FORT MONTGOMERY, New York (Reuters) – A tense standoff at a motel with a man who fled the scene of his estranged wife’s murder and abducted their two young daughters ended on Friday when he committed suicide, police said.
Anthony Trapp, 39, of Old Bridge, New Jersey, was found dead of apparently self-inflicted wounds in a room at the motel in Fort Montgomery, New York, just over the New Jersey border at about 9 a.m., the Middlesex County Prosecutor’s Office said in a statement.
His two young daughters, Emma, 5, and Sophia, 20 months, had been released from the room about an hour earlier and were taken to a nearby hospital and determined to be in good heath, authorities said.
The overnight standoff was triggered by an Amber Alert issued for the girls after a relative of their mother, Heather Trapp, 37, called police late Thursday out of concern for her safety.
She was picking up the girls on Thursday afternoon from a visit with their father, her estranged husband.
Police found the woman murdered in the Old Bridge home and Trapp and the two girls missing.

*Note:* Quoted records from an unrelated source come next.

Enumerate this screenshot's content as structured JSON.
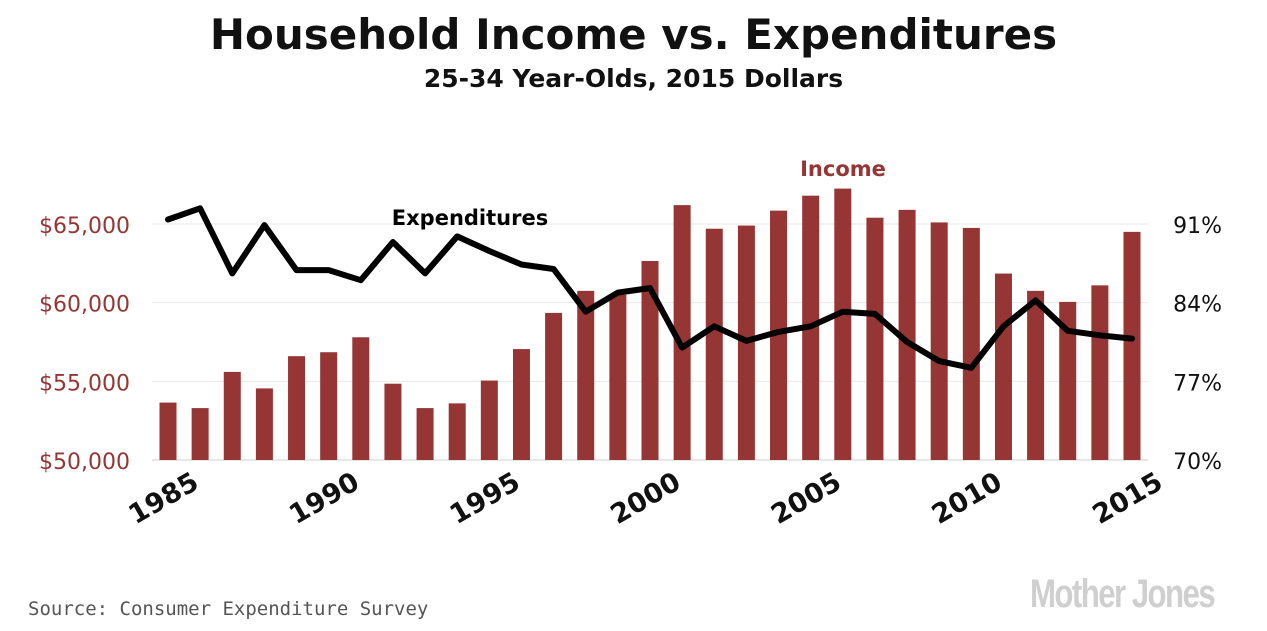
{
  "title": "Household Income vs. Expenditures",
  "subtitle": "25-34 Year-Olds, 2015 Dollars",
  "source": "Source: Consumer Expenditure Survey",
  "logo": "Mother Jones",
  "colors": {
    "income": "#963634",
    "expenditures": "#000000",
    "grid": "#e8e8e8",
    "left_axis_text": "#963634"
  },
  "chart_data": {
    "type": "bar+line",
    "grid": true,
    "x_ticks": [
      "1985",
      "1990",
      "1995",
      "2000",
      "2005",
      "2010",
      "2015"
    ],
    "y_left": {
      "lim": [
        50000,
        65000
      ],
      "ticks": [
        "$50,000",
        "$55,000",
        "$60,000",
        "$65,000"
      ],
      "tick_values": [
        50000,
        55000,
        60000,
        65000
      ]
    },
    "y_right": {
      "lim": [
        70,
        91
      ],
      "ticks": [
        "70%",
        "77%",
        "84%",
        "91%"
      ],
      "tick_values": [
        70,
        77,
        84,
        91
      ]
    },
    "series": [
      {
        "name": "Income",
        "type": "bar",
        "axis": "left",
        "x": [
          1985,
          1986,
          1987,
          1988,
          1989,
          1990,
          1991,
          1992,
          1993,
          1994,
          1995,
          1996,
          1997,
          1998,
          1999,
          2000,
          2001,
          2002,
          2003,
          2004,
          2005,
          2006,
          2007,
          2008,
          2009,
          2010,
          2011,
          2012,
          2013,
          2014,
          2015
        ],
        "values": [
          53650,
          53300,
          55600,
          54550,
          56600,
          56850,
          57800,
          54850,
          53300,
          53600,
          55050,
          57050,
          59350,
          60750,
          60500,
          62650,
          66200,
          64700,
          64900,
          65850,
          66800,
          67250,
          65400,
          65900,
          65100,
          64750,
          61850,
          60750,
          60050,
          61100,
          64500
        ]
      },
      {
        "name": "Expenditures",
        "type": "line",
        "axis": "right",
        "x": [
          1985,
          1986,
          1987,
          1988,
          1989,
          1990,
          1991,
          1992,
          1993,
          1994,
          1995,
          1996,
          1997,
          1998,
          1999,
          2000,
          2001,
          2002,
          2003,
          2004,
          2005,
          2006,
          2007,
          2008,
          2009,
          2010,
          2011,
          2012,
          2013,
          2014,
          2015
        ],
        "values": [
          91.4,
          92.4,
          86.6,
          90.9,
          86.9,
          86.9,
          86.0,
          89.4,
          86.6,
          89.9,
          88.6,
          87.4,
          87.0,
          83.2,
          84.9,
          85.3,
          80.0,
          81.9,
          80.6,
          81.4,
          81.9,
          83.2,
          83.0,
          80.5,
          78.8,
          78.2,
          81.9,
          84.2,
          81.5,
          81.1,
          80.8
        ]
      }
    ],
    "annotations": [
      {
        "text": "Expenditures",
        "series": "Expenditures"
      },
      {
        "text": "Income",
        "series": "Income"
      }
    ]
  }
}
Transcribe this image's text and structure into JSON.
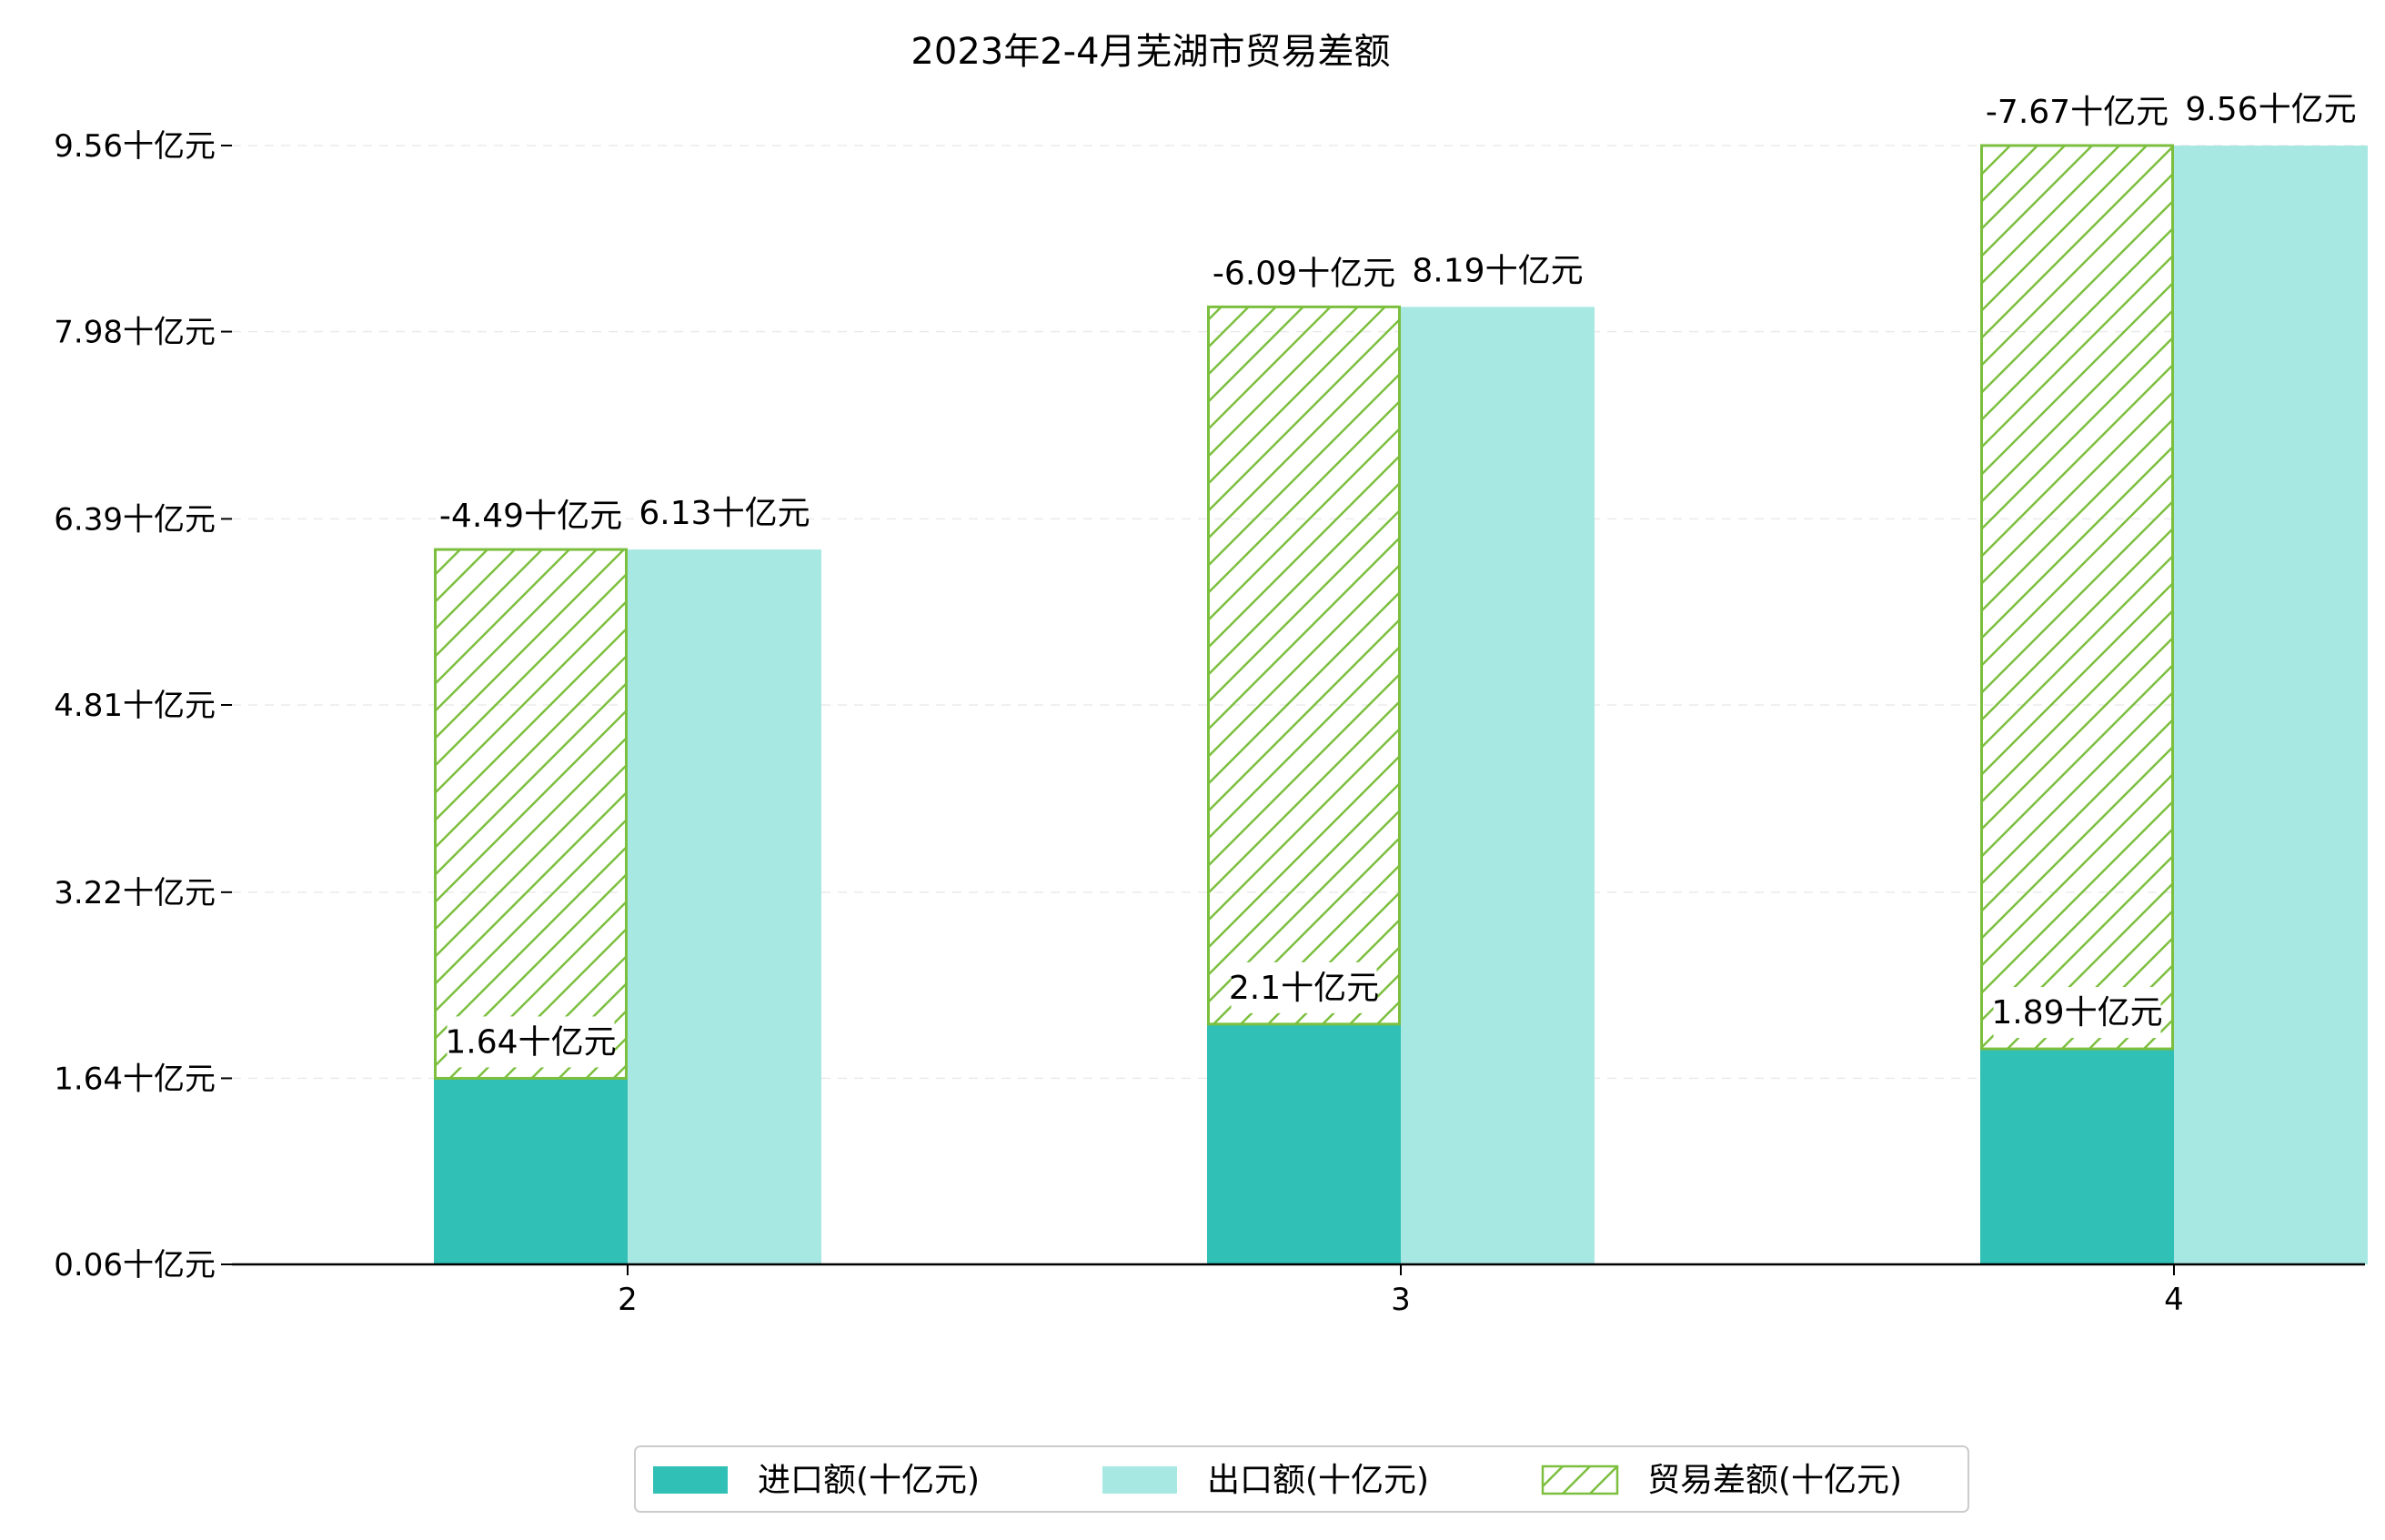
{
  "colors": {
    "import_bar": "#31c0b5",
    "export_bar": "#a8e8e2",
    "balance_hatch": "#7cbf3f",
    "grid": "#dddddd",
    "axis": "#000000"
  },
  "chart_data": {
    "type": "bar",
    "title": "2023年2-4月芜湖市贸易差额",
    "xlabel": "",
    "ylabel": "",
    "categories": [
      "2",
      "3",
      "4"
    ],
    "y_ticks": [
      "0.06十亿元",
      "1.64十亿元",
      "3.22十亿元",
      "4.81十亿元",
      "6.39十亿元",
      "7.98十亿元",
      "9.56十亿元"
    ],
    "y_tick_values": [
      0.06,
      1.64,
      3.22,
      4.81,
      6.39,
      7.98,
      9.56
    ],
    "ylim": [
      0.06,
      9.56
    ],
    "grid": "horizontal dashed",
    "legend_position": "bottom-center",
    "series": [
      {
        "name": "进口额(十亿元)",
        "values": [
          1.64,
          2.1,
          1.89
        ],
        "labels": [
          "1.64十亿元",
          "2.1十亿元",
          "1.89十亿元"
        ]
      },
      {
        "name": "出口额(十亿元)",
        "values": [
          6.13,
          8.19,
          9.56
        ],
        "labels": [
          "6.13十亿元",
          "8.19十亿元",
          "9.56十亿元"
        ]
      },
      {
        "name": "贸易差额(十亿元)",
        "values": [
          -4.49,
          -6.09,
          -7.67
        ],
        "labels": [
          "-4.49十亿元",
          "-6.09十亿元",
          "-7.67十亿元"
        ]
      }
    ]
  }
}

“It was a stabbing,” said Robert Travisano, chief of detectives at the prosecutor’s office. “He was a person of interest.”
Police tracked Trapp and the girls to the motel. In the early morning hours, the girls were released from the room.
A witness said police then lobbed an apparent smoke bomb through the motel room window.
Soon afterward, police entered the room and found Trapp dead, said Jim O’Neill, spokesman for the prosecutor’s office.
He declined to release more details, saying only, “I don’t have a report that he had a gun.”